Quando scopri che non è colpa tua

Gennaio 17, 2019



Come donna potrei raccontare tante storie di discriminazione ed umiliazione.

So bene cosa voglia dire sentirsi a disagio, non essere abbastanza ed avere paura in certe circostanze.

Una delle mie esperienze più brutte l’ho avuta in un posto di lavoro dove, in teoria, tutto quello che dovrebbe succedere è lavorare.
Ho lavorato in quel posto solo 1 mese e mezzo ed ora, forse, capirete il perché…

Un giorno, dopo circa 2 settimane di lavoro, il più giovane dei capi mi chiama in ufficio – uno stanzino di 1 metro per 3 senza finestra, insonorizzato perché lì ci stava anche l’incasso.

Entra dopo di me, chiude la porta a chiave e ripone le chiavi in tasca…

Mi sono sentita gelare: se avessi urlato non mi avrebbero sentita e non sarei riuscita a scappare.

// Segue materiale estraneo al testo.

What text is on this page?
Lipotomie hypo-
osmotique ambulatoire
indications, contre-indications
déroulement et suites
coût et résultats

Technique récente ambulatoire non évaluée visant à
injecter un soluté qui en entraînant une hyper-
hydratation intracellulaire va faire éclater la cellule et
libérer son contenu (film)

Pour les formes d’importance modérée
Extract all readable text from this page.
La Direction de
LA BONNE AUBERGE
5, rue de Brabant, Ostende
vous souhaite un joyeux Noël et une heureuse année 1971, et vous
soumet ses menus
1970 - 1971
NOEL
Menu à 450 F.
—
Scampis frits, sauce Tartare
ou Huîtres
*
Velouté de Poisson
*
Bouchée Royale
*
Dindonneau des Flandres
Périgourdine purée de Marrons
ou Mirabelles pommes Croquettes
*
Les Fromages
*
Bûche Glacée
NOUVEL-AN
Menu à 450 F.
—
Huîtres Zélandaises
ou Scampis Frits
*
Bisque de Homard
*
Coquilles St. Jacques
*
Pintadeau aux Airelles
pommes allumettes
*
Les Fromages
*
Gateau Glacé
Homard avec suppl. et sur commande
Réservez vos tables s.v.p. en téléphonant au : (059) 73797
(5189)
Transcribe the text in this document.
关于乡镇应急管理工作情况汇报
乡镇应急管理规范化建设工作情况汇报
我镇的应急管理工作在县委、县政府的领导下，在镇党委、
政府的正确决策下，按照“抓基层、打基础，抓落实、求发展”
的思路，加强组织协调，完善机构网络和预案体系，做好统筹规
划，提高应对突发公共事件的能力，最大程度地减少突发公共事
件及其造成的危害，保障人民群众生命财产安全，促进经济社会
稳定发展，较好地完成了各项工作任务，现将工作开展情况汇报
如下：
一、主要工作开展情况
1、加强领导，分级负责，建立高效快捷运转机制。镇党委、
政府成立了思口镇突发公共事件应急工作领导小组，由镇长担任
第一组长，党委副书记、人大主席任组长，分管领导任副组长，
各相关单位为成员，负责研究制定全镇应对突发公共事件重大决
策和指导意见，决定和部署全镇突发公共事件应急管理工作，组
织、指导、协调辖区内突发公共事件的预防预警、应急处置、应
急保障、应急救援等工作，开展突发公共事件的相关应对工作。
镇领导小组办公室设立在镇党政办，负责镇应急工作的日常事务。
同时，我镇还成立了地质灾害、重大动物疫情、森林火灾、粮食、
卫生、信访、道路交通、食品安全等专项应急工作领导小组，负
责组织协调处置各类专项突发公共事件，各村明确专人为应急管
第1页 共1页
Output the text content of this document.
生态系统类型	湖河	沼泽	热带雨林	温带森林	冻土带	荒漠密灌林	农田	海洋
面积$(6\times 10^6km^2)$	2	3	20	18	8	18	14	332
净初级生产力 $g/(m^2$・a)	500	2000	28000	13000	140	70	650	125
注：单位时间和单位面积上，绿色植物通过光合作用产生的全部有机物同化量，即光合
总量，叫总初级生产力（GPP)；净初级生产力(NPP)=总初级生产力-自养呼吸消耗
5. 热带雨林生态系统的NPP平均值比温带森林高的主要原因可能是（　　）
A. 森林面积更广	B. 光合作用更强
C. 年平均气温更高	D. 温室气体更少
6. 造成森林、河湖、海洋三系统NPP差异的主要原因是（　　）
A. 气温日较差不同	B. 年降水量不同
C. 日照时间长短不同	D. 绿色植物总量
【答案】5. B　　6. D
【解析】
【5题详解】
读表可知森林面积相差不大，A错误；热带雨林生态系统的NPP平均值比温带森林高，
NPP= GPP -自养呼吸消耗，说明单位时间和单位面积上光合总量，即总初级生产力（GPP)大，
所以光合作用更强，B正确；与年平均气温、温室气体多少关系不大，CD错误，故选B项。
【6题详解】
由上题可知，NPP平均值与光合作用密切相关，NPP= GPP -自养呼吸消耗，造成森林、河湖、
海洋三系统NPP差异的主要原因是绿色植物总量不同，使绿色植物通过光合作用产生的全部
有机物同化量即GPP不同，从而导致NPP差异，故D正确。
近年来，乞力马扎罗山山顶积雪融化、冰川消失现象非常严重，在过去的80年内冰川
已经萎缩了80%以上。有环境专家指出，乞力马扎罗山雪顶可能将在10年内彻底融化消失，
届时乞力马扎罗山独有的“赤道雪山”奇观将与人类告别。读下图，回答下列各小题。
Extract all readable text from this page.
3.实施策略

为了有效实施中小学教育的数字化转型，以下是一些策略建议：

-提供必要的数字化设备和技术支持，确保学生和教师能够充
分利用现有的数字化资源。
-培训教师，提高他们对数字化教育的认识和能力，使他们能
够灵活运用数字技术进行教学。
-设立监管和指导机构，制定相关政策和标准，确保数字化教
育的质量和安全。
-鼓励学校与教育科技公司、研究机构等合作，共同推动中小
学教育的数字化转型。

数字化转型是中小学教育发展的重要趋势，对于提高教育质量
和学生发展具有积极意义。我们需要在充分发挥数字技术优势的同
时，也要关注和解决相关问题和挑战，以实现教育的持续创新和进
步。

Come pensavo ha iniziato a provarci facendomi sentire un verme, quando il verme in questione era lui!

Come se non bastasse già questo modo orribile di provarci, visto che non cedevo, ha pensato bene di tirarsi giù pantaloni e slip mostrando le sue doti di “amatore”!

Sono stata chiusa lì dentro per un’ora circa, che è stata la più lunga della mia vita.

Per fortuna non ha usato violenza fisica ma anche lui, come tanti, mi ha fatto sentire facile e superficiale.

Solo con il tempo e grazie a tanti uomini così, chi più chi meno, chi in un modo chi in un altro, ho capito che non ero io il problema ma loro.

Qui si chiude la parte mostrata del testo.